- Book: Gospel of Matthew
- Christian Bible part: New Testament

= Matthew 10:38 =

Matthew 10:38 is a verse in the tenth chapter of the Gospel of Matthew in the New Testament.

==Content==
In the original Greek according to Westcott-Hort for this verse is:
καὶ ὃς οὐ λαμβάνει τὸν σταυρὸν αὐτοῦ καὶ ἀκολουθεῖ ὀπίσω μου, οὐκ ἔστι μου ἄξιος.

In the King James Version of the Bible the text reads:
And he that taketh not his cross, and followeth after me, is not worthy of me.

The New International Version translates the passage as:
and anyone who does not take his cross and follow me is not worthy of me.

==Analysis==
Archbishop John McEvilly comments on the words, "take his cross", saying that this implies cheerfully, willingly, and patiently taking it up "from the hands of God". The cross is often interpreted as suffering, and even a cruel death, if necessary. He notes that it is "his cross", since, "by God's special providence, He knows best what cross to send each individual, as He may destine it for him." In this verse Jesus clearly alludes to the cross he himself would carry on his shoulders.

Robert Witham states that there are two types of cross which Jesus here bids his disciples to take up: one physical, and the other spiritual. By the first, he bids us to "restrain the unruly appetites of the touch, taste, sight, etc." By the second, he teaches us to "govern the affections of the mind, and restrain all its irregular motions, by humility, tranquillity, modesty, peace, etc."

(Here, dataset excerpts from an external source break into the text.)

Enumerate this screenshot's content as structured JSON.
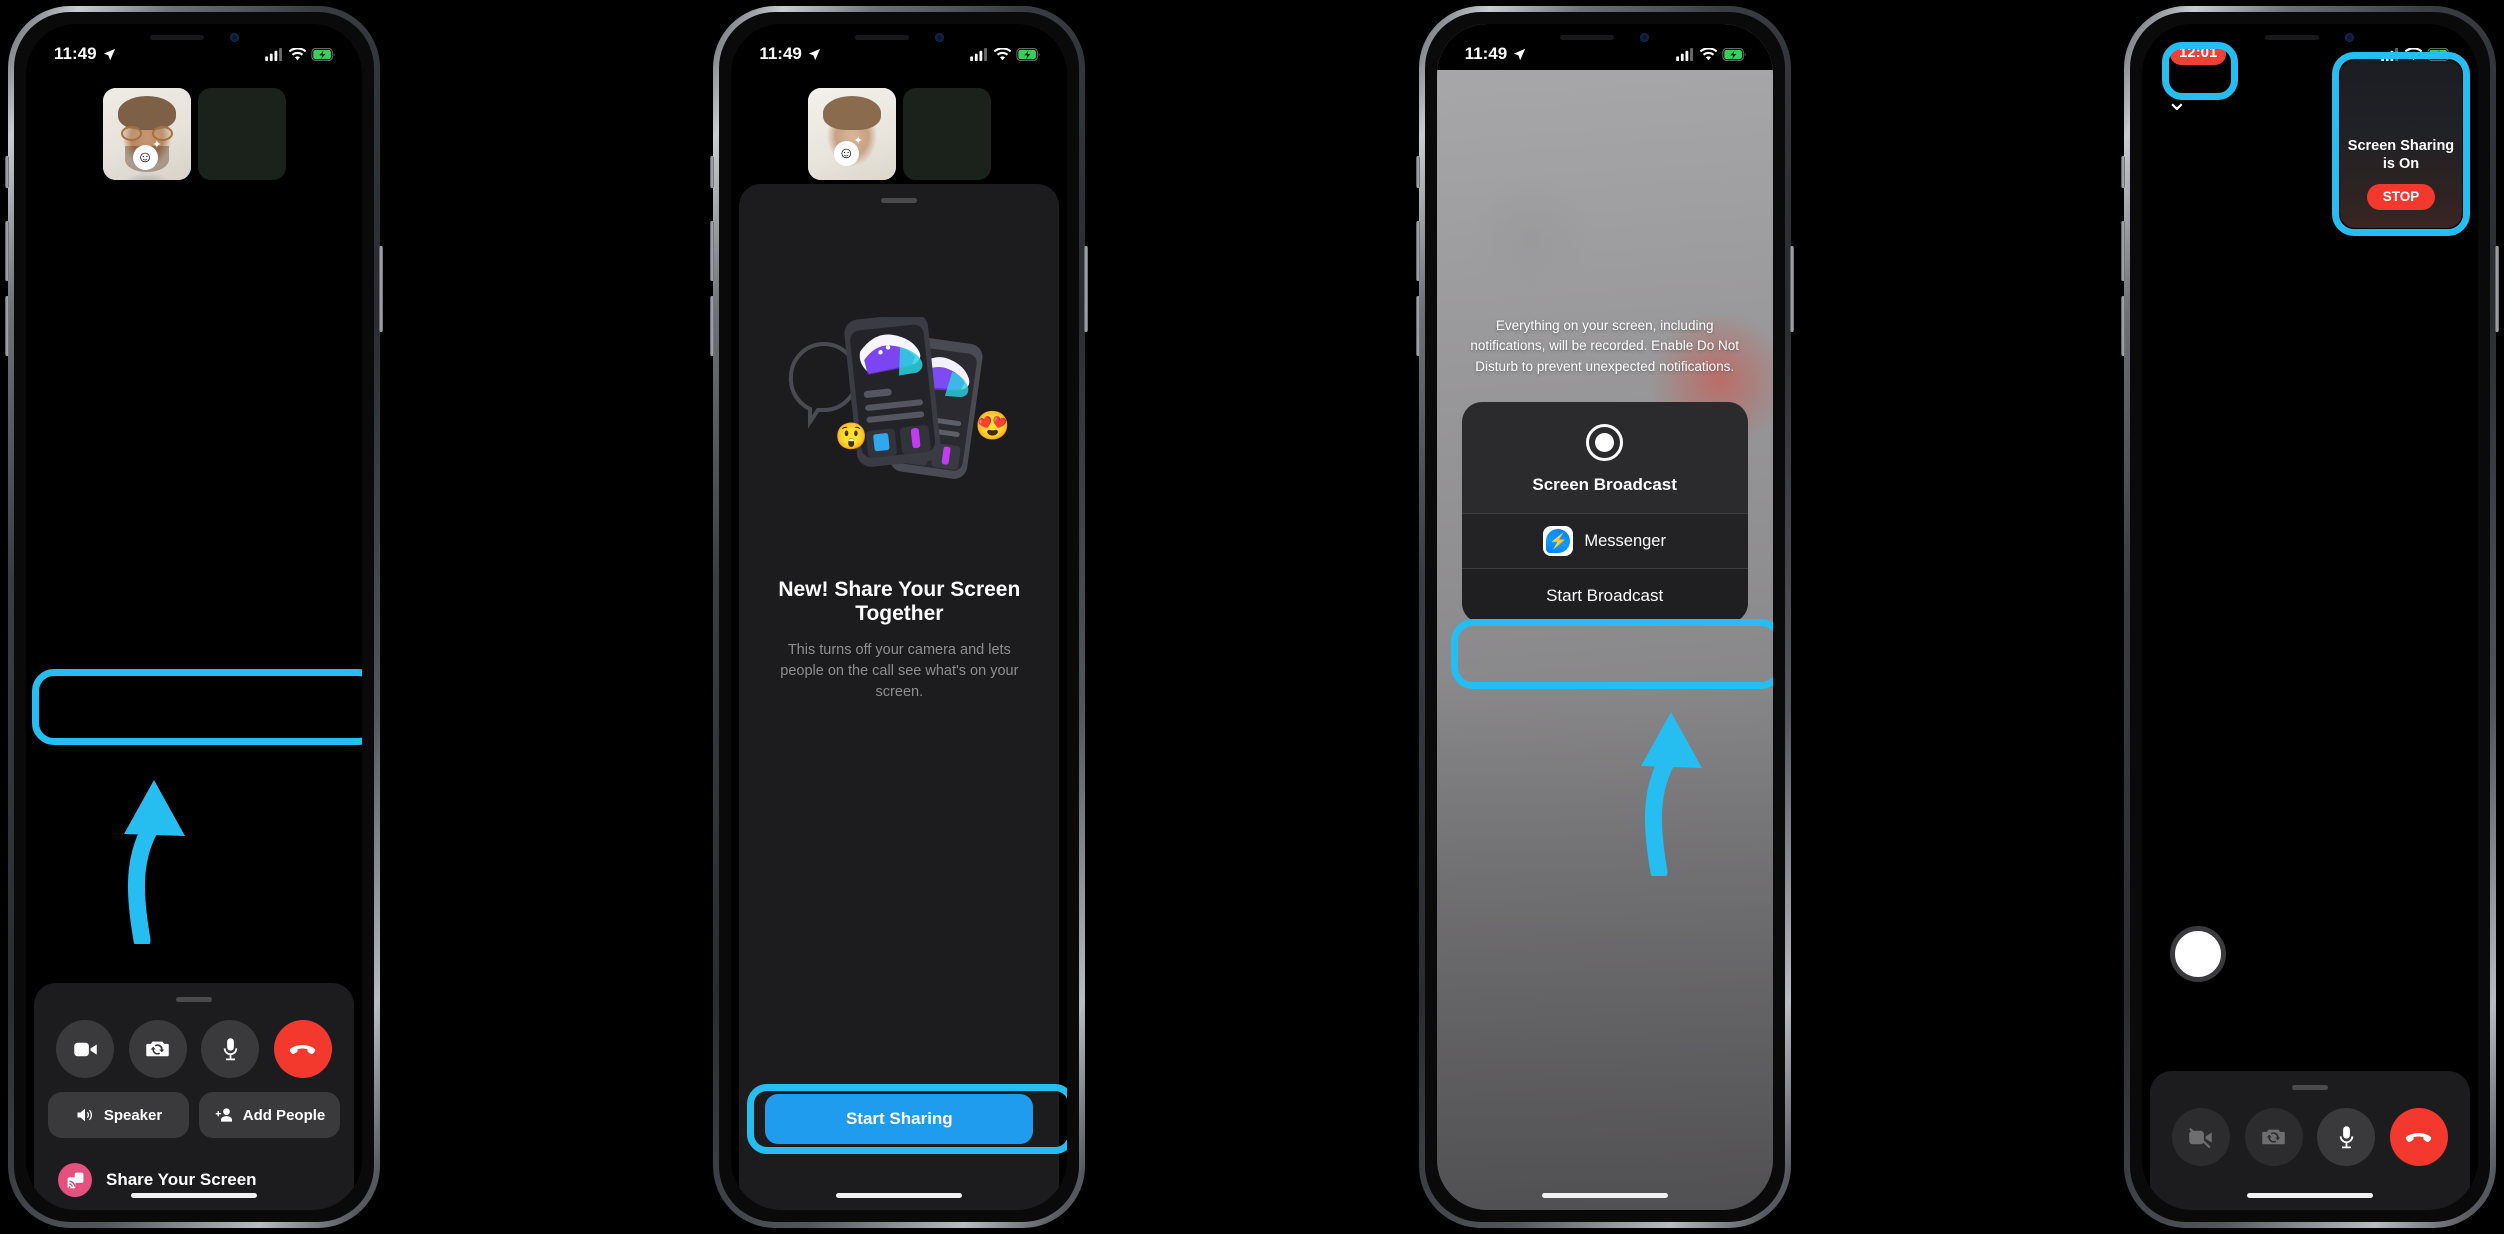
{
  "screens": [
    {
      "id": "call-controls",
      "statusbar": {
        "time": "11:49",
        "location_icon": "location-arrow-icon",
        "cellular_icon": "cellular-bars-icon",
        "wifi_icon": "wifi-icon",
        "battery_icon": "battery-charging-icon"
      },
      "controls": [
        {
          "name": "video-toggle",
          "icon": "video-camera-icon",
          "state": "on"
        },
        {
          "name": "camera-flip",
          "icon": "camera-flip-icon",
          "state": "on"
        },
        {
          "name": "mic-toggle",
          "icon": "microphone-icon",
          "state": "on"
        },
        {
          "name": "end-call",
          "icon": "hangup-phone-icon",
          "state": "danger"
        }
      ],
      "pills": [
        {
          "label": "Speaker",
          "icon": "speaker-icon"
        },
        {
          "label": "Add People",
          "icon": "add-person-icon"
        }
      ],
      "share_row": {
        "label": "Share Your Screen",
        "icon": "screen-cast-icon",
        "icon_color": "#e5507f",
        "highlighted": true
      }
    },
    {
      "id": "share-intro",
      "statusbar": {
        "time": "11:49"
      },
      "title": "New! Share Your Screen Together",
      "subtitle": "This turns off your camera and lets people on the call see what's on your screen.",
      "primary_button": {
        "label": "Start Sharing",
        "color": "#1f9ced",
        "highlighted": true
      },
      "illustration": {
        "name": "phones-shopping-illustration",
        "emojis": [
          "😲",
          "😍"
        ]
      }
    },
    {
      "id": "broadcast-sheet",
      "statusbar": {
        "time": "11:49"
      },
      "permission_text": "Everything on your screen, including notifications, will be recorded. Enable Do Not Disturb to prevent unexpected notifications.",
      "card_title": "Screen Broadcast",
      "card_icon": "record-dot-icon",
      "app_row": {
        "label": "Messenger",
        "icon": "messenger-icon"
      },
      "start_button": {
        "label": "Start Broadcast",
        "highlighted": true
      }
    },
    {
      "id": "sharing-active",
      "statusbar": {
        "time": "12:01",
        "time_badge_color": "#ef4136",
        "highlighted": true
      },
      "collapse_icon": "chevron-down-icon",
      "sharing_card": {
        "title": "Screen Sharing is On",
        "button_label": "STOP",
        "button_color": "#f3392e",
        "highlighted": true
      },
      "controls": [
        {
          "name": "video-toggle",
          "icon": "video-camera-off-icon",
          "state": "off"
        },
        {
          "name": "camera-flip",
          "icon": "camera-flip-icon",
          "state": "disabled"
        },
        {
          "name": "mic-toggle",
          "icon": "microphone-icon",
          "state": "on"
        },
        {
          "name": "end-call",
          "icon": "hangup-phone-icon",
          "state": "danger"
        }
      ]
    }
  ],
  "annotation": {
    "highlight_color": "#26bdf0",
    "arrow_color": "#26bdf0"
  }
}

==Commentary from the Church Fathers==
Chrysostom: " Then that those to whom the love of God is preferred should not be offended thereat, He leads them to a higher doctrine. Nothing is nearer to a man than his soul, and yet He enjoins that this should not only be hated, but that a man should be ready to deliver it up to death, and blood; not to death only, but to a violent and most disgraceful death, namely, the death of the cross; therefore it follows, And whoso taketh not up his cross and followeth me, is not worthy of me. He had as yet said nothing to them respecting his own sufferings, but instructs them in the meanwhile in these things, that they may the more readily receive His words concerning His passion."

Hilary of Poitiers: " Or; They that are Christ’s have crucified the body with its vices and lusts. (Gal. 5:24.) And he is unworthy of Christ who does not take up His cross, in which we suffer with Him, die with Him, are buried and rise again with Him, and follow his Lord, purposing to live in newness of spirit in this sacrament of the faith."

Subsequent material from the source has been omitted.